As of September 1, 2013, due to the amendment of the Civil Code of the Russian Federation, failure to observe simple written form for foreign trade transactions will no longer result in their invalidation.

Following the amendment, commercial contracts will still need to be in writing. However, failure to observe simple written form for a foreign trade transaction will deprive the parties of the transaction to the right to testify to the confirmation of its existence and terms.

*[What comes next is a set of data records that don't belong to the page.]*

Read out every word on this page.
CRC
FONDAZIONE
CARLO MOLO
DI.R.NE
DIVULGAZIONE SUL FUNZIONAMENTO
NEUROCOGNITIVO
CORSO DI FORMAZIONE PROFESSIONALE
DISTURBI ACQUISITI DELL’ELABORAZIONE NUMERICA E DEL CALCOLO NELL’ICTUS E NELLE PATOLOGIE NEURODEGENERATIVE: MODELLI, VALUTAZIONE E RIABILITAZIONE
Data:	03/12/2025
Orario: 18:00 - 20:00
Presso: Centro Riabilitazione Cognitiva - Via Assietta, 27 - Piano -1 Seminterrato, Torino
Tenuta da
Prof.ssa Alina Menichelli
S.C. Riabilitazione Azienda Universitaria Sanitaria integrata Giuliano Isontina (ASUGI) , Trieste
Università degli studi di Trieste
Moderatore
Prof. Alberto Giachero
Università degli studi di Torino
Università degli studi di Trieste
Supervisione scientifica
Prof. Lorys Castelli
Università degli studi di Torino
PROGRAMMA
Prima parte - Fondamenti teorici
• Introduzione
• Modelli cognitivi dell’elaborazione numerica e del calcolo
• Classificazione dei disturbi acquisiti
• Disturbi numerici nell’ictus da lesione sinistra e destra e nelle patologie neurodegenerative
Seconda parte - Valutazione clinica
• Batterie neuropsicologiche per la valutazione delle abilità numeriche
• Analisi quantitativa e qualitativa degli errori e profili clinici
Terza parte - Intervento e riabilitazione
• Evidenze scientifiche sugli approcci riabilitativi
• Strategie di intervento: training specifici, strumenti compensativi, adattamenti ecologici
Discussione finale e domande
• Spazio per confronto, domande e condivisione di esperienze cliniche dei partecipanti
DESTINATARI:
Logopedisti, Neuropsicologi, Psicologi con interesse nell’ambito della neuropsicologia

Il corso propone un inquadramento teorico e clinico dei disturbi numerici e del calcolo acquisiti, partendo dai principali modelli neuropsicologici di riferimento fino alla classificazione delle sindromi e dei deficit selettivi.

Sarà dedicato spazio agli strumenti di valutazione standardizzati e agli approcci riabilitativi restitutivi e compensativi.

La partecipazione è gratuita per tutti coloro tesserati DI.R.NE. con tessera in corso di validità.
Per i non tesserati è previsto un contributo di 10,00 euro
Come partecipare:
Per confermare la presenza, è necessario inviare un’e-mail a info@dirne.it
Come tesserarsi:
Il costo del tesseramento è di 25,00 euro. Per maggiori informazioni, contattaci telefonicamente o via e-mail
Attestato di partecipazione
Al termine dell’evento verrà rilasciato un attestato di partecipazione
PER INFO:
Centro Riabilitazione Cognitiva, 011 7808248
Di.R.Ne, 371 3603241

The parties will still be allowed to present written and other evidence in this regard.



Before the introduction of this amendment, Russian banks refused to conduct currency operations or to issue a transaction passport in the absence of a written agreement signed by all of the parties or an electronic agreement signed by means of electronic digital signatures by all of the parties. 

The amendment, which is currently in effect, should result in simplifying the flow of documents for foreign trade transactions and for the conduct of currency operations, particularly in cases where the goods have already been imported or the services provided.      

Court practice in matters relating to the breach of a foreign trade transaction by one of the parties should become more favourable to the party undertaking to prove that a transaction had been entered into and its terms by means of evidence in different forms other than testimony (e.g. by e-mail correspondence). 



In spite of the generally positive effect of the amendments, the following risks remain:

  • Banks still have the right to refuse to conduct the currency operation in the absence of supporting documentation;
  • The absence of a written contract signed by the authorised persons of the parties may make it difficult to prove that an  agreement exists and its actual terms.


  • When entering into a foreign trade transaction, all e-mail correspondence, and at the very least, the offer, should be sent from the electronic address (preferably corporate address) of the person authorised to sign the contract, to the person who is authorised to sign the contract on behalf of the counterparty;
  • We recommend that you use your electronic digital signature when corresponding by e-mail;
  • At the time the transaction is entered into, we recommend that each party have available documents and other information regarding the counterparty’s signatory and obtain documents confirming the signing authority of that individual, if available.

Published 10.09.2013. Effective date 10.09.2013.